-
Xabi Alonso resmi didepak dari Real Madrid akibat performa buruk dan konflik internal tim.
-
Kekalahan dari Barcelona di final Piala Super Spanyol menjadi alasan utama pemecatan Xabi Alonso.
-
Selama tujuh bulan menjabat, Alonso meraih 24 kemenangan sebelum akhirnya resmi diberhentikan klub.
Dampaknya sangat terasa di tabel klasemen sementara Liga Spanyol yang kini mengalami pergeseran posisi signifikan.
Real Madrid terpaksa harus merelakan posisi puncak klasemen diambil alih oleh rival abadi mereka, Barcelona.
Kondisi teknis di lapangan hijau ternyata diperparah dengan situasi yang kurang kondusif di balik layar.
Kabar mengenai keretakan hubungan antara Alonso dengan beberapa pilar utama tim mulai terendus oleh publik.
Perselisihan di dalam ruang ganti ditengarai menjadi faktor krusial yang merusak keharmonisan tim secara keseluruhan.
Manajemen menilai stabilitas internal jauh lebih penting daripada mempertahankan posisi pelatih saat kondisi memanas.
Kedatangan Alonso awalnya disambut dengan antusiasme tinggi mengingat prestasi gemilangnya saat menukangi Bayer Leverkusen.
Ia digadang-gadang bakal menjadi suksesor yang mampu membangkitkan kembali kejayaan era emas Los Blancos.

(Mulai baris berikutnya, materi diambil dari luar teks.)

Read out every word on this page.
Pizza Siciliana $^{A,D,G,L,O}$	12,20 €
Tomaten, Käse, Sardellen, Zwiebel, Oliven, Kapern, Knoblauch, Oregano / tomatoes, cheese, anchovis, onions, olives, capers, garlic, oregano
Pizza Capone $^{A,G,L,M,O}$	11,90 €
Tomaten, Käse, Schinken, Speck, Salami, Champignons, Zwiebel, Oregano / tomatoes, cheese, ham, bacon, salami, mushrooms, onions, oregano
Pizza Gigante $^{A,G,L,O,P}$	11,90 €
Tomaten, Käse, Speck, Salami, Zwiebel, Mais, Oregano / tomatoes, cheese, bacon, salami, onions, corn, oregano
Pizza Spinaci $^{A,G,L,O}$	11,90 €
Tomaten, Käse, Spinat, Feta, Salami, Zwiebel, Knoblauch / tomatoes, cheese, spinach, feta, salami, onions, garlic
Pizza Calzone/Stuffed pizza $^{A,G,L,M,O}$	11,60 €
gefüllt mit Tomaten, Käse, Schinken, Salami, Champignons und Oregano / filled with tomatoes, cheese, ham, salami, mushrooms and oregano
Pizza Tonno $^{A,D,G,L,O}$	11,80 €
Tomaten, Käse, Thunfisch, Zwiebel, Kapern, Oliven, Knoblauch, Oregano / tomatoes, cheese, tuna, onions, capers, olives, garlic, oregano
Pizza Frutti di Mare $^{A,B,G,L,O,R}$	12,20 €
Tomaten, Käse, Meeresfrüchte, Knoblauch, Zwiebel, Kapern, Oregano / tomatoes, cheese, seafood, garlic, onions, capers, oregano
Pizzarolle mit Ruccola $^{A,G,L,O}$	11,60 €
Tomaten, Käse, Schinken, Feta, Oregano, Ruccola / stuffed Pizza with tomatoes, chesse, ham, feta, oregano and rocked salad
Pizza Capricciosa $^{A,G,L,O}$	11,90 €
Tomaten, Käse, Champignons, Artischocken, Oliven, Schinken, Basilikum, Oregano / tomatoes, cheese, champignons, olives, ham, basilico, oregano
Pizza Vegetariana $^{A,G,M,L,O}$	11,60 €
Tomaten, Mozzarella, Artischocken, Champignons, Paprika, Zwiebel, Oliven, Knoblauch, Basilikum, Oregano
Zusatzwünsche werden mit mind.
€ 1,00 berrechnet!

Namun realita di lapangan menunjukkan bahwa tujuh bulan kepemimpinannya belum membuahkan hasil yang diharapkan manajemen.
Baca Juga: Xabi Alonso Baru Dipecat, Manchester United Tertarik Merekrut?
Xabi Alonso tercatat mulai mengemban tugas berat sebagai pelatih kepala tim utama sejak bulan Mei.
Meski berakhir dengan perpisahan, ia menegaskan tidak ada rasa benci atau dendam kepada pihak manajemen.
Selama periode singkat kepelatihannya, Alonso telah memimpin tim dalam berbagai kompetisi resmi yang cukup padat.
Rekor pertandingannya mencakup dua puluh empat kali kemenangan yang sempat memberikan harapan bagi para pendukung.
Selain itu, ia juga mencatatkan hasil imbang sebanyak empat kali selama masa jabatannya di Madrid.
Adapun jumlah kekalahan yang diderita tim di bawah arahannya mencapai enam kali di seluruh ajang.